Figure 1: Time to and maximal serum concentration of B12 after oral administration or infusion of cyanocobalamine with and without SNAC; note: in order to compensate for the major differences between oral cyonocobalamine with and without SNAC a logarithmic scale was used (data adapted from Castelli. 2011).

As expected the concomitant administration of sodium N-[8-(2-hydroxybenzoyl)amino]caprylate (SNAC) increased the meager biovalability of cyanocobalamine (which is absorbed really poorly, anyway) significantly:

Absolute bioavailability of B12 with the SNAC formulation was calculated from non–baseline-adjusted data to be 5.09% and was significantly greater (P < 0.05) than the commercial formulation (2.16%).

In view of the recently elucidated bioavailability of natural B12 from plain cow's milk (Matte. 2011), or should I say "liquid white gold", the 136% increase in bioavailability Christina Castelli and her coworkers achieved with their artificial combination of B12+SNAC appear quite ludicrous. 8%-10% that is the bioavailability et al. report in Jacques Matte and his colleagues from Canada report in their study on the bioavailability of vitamin B12 from cow's milk. Granted, this is a pig model, but other than rodents, which are usually used when it comes to studies, in which surgical interventions are necessary to elucidate the exact pharmacodynamics of a specific drug, pigs provide a very adequate model for the human gastrointestinal system, or as Miller and Ullrey already stated it in a 1987 paper on the "The Pig as an Animal Model For Human Nutrition" (Miller. 1987)

[...]with the possible exception of nonhuman primates, it is apparent that the omnivorous pig is one of the best models for study of nutrition issues in the omnivorous human.

This long established adequacy of the pig model of the human gastrointestinal tract has only recently been confirmed by Goulloteau et al. (Guilloteau. 2010).
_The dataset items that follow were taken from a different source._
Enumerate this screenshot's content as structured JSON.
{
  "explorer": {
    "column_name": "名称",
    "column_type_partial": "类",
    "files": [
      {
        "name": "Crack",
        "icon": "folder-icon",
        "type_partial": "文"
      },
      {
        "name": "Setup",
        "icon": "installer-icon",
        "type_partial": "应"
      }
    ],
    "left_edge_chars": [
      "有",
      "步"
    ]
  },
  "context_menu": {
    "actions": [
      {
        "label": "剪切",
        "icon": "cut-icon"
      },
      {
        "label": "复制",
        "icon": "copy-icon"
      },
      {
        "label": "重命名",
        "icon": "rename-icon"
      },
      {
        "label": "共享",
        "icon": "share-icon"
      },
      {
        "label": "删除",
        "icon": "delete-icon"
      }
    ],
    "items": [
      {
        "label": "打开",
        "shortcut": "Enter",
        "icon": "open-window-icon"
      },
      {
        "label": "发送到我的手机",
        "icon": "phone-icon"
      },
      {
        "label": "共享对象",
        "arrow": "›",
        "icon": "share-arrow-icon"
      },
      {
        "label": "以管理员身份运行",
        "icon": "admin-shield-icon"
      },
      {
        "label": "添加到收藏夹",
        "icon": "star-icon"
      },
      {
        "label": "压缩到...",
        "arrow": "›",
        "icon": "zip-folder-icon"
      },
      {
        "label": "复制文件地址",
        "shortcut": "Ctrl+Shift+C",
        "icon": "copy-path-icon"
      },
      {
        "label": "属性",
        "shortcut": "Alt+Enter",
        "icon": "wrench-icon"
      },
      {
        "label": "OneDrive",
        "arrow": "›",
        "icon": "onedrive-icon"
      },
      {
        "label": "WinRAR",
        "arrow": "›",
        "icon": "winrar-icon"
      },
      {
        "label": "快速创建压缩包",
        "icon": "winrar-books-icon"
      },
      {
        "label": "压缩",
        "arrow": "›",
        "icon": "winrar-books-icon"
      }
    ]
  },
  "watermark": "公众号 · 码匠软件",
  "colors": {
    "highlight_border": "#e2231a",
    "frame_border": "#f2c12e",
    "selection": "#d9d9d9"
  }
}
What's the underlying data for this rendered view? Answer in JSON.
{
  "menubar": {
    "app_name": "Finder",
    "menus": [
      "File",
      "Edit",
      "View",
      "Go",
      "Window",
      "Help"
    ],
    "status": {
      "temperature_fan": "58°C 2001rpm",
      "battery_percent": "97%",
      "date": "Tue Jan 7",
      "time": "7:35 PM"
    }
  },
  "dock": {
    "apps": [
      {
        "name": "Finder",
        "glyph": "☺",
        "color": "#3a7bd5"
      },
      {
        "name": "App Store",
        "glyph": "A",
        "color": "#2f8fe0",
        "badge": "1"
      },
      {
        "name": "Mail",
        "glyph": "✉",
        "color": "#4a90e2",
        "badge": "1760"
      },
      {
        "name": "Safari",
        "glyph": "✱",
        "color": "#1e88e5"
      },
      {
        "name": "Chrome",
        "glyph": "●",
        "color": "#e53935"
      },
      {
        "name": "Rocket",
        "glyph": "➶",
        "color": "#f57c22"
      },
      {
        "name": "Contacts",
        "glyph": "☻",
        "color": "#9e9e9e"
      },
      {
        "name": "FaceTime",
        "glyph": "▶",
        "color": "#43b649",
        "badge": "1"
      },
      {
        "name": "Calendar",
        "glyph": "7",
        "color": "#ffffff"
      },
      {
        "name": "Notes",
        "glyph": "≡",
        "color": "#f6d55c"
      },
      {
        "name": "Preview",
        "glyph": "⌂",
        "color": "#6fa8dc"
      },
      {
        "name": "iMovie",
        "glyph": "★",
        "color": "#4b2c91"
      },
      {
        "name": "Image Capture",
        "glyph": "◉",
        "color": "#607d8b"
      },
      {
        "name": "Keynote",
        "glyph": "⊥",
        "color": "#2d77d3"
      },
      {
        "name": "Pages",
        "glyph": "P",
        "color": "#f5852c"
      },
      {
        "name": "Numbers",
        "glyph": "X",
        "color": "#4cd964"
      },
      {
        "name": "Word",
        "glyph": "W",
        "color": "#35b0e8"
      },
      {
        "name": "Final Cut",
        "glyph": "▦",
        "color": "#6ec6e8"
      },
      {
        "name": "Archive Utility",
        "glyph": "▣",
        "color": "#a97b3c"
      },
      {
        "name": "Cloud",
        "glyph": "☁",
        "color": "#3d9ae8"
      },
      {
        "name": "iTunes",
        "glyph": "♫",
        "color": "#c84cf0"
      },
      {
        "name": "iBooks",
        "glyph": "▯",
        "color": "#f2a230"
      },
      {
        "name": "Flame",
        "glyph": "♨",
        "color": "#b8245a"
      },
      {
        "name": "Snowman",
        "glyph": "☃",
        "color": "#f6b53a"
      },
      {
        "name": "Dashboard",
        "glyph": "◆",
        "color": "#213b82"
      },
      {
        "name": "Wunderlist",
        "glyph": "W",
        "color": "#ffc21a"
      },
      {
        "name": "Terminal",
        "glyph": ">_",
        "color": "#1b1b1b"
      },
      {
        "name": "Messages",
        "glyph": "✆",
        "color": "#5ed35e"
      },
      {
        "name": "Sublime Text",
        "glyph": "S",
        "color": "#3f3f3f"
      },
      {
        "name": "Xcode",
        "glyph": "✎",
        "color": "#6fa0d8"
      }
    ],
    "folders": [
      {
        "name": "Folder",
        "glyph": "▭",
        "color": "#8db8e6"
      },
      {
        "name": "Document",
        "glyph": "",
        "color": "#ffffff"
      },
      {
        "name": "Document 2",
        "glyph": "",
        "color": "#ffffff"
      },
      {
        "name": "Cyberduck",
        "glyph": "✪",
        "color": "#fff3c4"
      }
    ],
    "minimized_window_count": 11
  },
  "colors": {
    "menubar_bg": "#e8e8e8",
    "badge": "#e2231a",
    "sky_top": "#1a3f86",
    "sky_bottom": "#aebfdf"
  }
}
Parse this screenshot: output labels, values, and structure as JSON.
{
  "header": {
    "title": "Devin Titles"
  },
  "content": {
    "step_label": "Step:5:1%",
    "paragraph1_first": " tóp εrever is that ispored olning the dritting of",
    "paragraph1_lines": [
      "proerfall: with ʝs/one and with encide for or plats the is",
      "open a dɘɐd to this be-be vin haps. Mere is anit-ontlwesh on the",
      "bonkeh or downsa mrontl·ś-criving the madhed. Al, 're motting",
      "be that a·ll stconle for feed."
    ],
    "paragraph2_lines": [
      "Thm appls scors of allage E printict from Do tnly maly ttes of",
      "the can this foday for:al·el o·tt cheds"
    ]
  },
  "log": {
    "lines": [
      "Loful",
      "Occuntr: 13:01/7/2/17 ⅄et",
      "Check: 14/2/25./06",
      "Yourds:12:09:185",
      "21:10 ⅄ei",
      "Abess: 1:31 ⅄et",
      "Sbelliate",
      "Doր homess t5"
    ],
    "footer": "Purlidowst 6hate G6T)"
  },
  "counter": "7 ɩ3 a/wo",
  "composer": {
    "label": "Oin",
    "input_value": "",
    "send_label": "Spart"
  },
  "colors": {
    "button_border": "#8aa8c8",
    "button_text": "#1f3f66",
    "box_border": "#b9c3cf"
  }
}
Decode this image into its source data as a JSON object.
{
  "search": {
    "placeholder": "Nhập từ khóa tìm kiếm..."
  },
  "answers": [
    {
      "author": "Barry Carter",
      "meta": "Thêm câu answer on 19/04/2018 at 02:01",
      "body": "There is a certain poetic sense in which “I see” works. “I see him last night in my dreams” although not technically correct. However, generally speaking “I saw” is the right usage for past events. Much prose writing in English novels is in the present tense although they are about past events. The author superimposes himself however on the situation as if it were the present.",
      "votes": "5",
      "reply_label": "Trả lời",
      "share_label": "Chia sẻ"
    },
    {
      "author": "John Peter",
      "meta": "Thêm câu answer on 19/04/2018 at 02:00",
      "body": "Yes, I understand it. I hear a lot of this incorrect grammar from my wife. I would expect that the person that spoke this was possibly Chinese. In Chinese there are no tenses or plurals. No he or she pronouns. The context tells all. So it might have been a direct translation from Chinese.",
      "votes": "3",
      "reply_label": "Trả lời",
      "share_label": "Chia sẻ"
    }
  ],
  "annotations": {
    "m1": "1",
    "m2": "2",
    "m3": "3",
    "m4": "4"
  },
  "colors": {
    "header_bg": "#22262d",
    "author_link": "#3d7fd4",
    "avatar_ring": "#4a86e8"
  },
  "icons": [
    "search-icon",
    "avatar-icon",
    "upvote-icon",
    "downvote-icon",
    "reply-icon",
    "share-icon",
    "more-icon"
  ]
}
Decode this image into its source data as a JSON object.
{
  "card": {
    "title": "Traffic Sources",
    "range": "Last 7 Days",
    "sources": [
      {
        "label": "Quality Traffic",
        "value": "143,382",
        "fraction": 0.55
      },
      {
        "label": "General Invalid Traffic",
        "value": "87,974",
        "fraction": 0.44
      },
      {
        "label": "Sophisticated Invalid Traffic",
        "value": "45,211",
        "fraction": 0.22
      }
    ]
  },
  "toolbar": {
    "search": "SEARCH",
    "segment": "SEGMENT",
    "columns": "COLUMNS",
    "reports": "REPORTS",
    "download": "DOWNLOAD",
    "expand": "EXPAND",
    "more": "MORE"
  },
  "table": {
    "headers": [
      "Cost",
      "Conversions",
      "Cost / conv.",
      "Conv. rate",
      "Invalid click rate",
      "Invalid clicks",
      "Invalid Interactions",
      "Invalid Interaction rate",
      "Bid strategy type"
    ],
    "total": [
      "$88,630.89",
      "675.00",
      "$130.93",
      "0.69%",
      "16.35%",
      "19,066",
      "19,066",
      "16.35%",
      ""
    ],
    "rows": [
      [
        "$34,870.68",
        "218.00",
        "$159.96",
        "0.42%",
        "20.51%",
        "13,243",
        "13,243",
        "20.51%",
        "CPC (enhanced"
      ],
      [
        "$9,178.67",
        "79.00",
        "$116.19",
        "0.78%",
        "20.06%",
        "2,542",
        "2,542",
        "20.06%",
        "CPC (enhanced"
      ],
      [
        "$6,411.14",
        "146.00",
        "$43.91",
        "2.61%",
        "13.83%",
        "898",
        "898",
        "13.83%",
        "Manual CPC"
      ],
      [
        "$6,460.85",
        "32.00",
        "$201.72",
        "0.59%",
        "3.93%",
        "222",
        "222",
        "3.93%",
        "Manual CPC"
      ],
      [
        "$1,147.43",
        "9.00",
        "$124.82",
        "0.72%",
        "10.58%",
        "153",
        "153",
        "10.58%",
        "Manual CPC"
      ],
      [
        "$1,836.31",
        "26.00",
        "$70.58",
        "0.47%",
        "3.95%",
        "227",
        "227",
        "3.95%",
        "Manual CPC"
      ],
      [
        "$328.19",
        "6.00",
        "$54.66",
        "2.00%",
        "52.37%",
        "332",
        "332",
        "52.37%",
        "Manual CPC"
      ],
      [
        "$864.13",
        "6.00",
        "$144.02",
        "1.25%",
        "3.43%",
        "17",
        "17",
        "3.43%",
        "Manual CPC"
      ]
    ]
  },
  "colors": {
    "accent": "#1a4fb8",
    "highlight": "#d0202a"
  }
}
Matte et al.'s result that vitamin B12, which is naturally and abundantly present in cows’ milk, is more available at the intestinal level than the synthetic form - even if the latter is supplemented with SNAC - are thus very likely to apply to humans, as well.

Figure 2: Pharmacokinetics of vitamin B12 from different sources measured in pigs with an ultrasonic flow probe around the portal vein and a catheter inside the portal vein; values expressed as differences vs. unsupplemented animals; both values for cyanocobalamine alone are effectively 0, i.e not different from unsupplemented pigs (data adapted from Matte. 2011).

These results are also in accordance with retrospective studies in human subjects showing that vitamin B12 status is highly correlated with dairy product intake and studies on the absorption (absorption = entering the cells vs. bioavailability = becoming available in the blood stream) of vitamin B12 from dairy products in older men and women (>60y) by Robert M. Russel et al. (Russel. 2001), who report absorption of up to 65% for milk, which would be almost identical to the generally accepted absorption coefficient for meat products.

Note: Using a pig model Matte et al. were able to actually measure the portal-drained viscera (PDV) flux of vitamin B12, which provides more reliable results than radio-labelling studies, as they were used in Russel et al. It is thus all the more intriguing that the PDV for the unsupplemented diet or cyanocobalamin supplements [...] were not different from 0", or in other words - providing pigs with cyanocobalamine, which is the form of vitamin B12 that is used in most common dietary supplements, had no effect  on serum B12 concentrations, at all.

So, what does this tell you, after all? Well, let me phase it like that: If you have a Ferrari Enzo (milk and meat) waiting for you at the front door (in the fridge), wouldn't it be plain-out stupid to try to chip-tune (add SNAC) the family car (cyanocobalamine)? An the moral of the Story? Eat, don't supplement your vitamins!